Colvin has been popping up in my memory bank of late now that journalism has become a most deadly profession. Last year alone, 110 journalists and media staff were killed, a disturbing 40% increase over 2008. This year looks like it’s on track to meet or beat that number, with 52 journalists already killed from January through August.
Surprisingly, only three of those murdered in 2009 were war correspondents like Colvin. The rest were local journalists covering their own turf, most killed in retaliation for their work and not for getting caught in the crossfire. Among the most Fourth Estate unfriendly nations are Pakistan, Russia, Sri Lanka and, topping the list for 2009, the Phllippines, where 31 reporters were wiped out in a single massacre.
But in the drug cartel-riddled country of Mexico, journalism itself has become the victim.
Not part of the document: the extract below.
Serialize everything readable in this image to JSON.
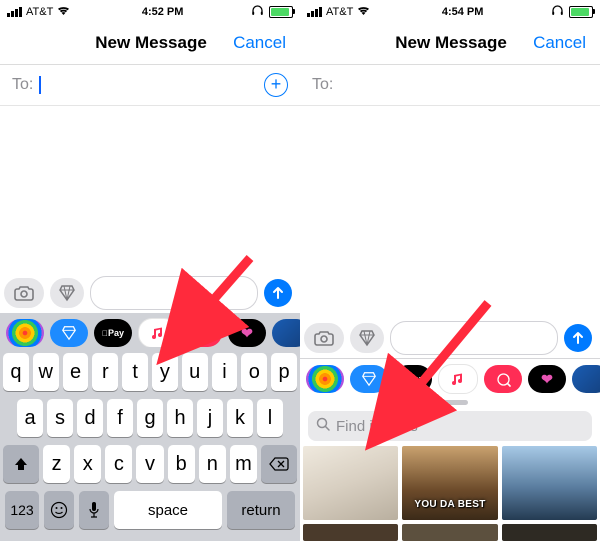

On September 19th, “El Diario de Juarez,” the largest newspaper in the country’s most violent city of Ciudad Juarez, ran a front page editorial directly addressing the warring factions: “We ask you to explain what you want from us, what we should try to publish or not publish, so we know what to expect.” After having two of his staff gunned down within two years, the paper’s editor told a reporter for the AP, "We don't want to continue to be used as cannon fodder in this war because we're tired." Since “El Diario” was one of the last media outlets in Mexico willing to cover the drug wars, the fact that they’re giving up rings the death knell for freedom of the press.
While newspapers scramble to shore up their free-falling circulations and debate whether or not to pay wall their sites, perhaps the larger problem they should be tackling is how to keep their global brethren safe while putting governments’ feet to the fire in the prosecution of these crimes.
Smoking out the story shouldn’t mean that the reporter gets smoked.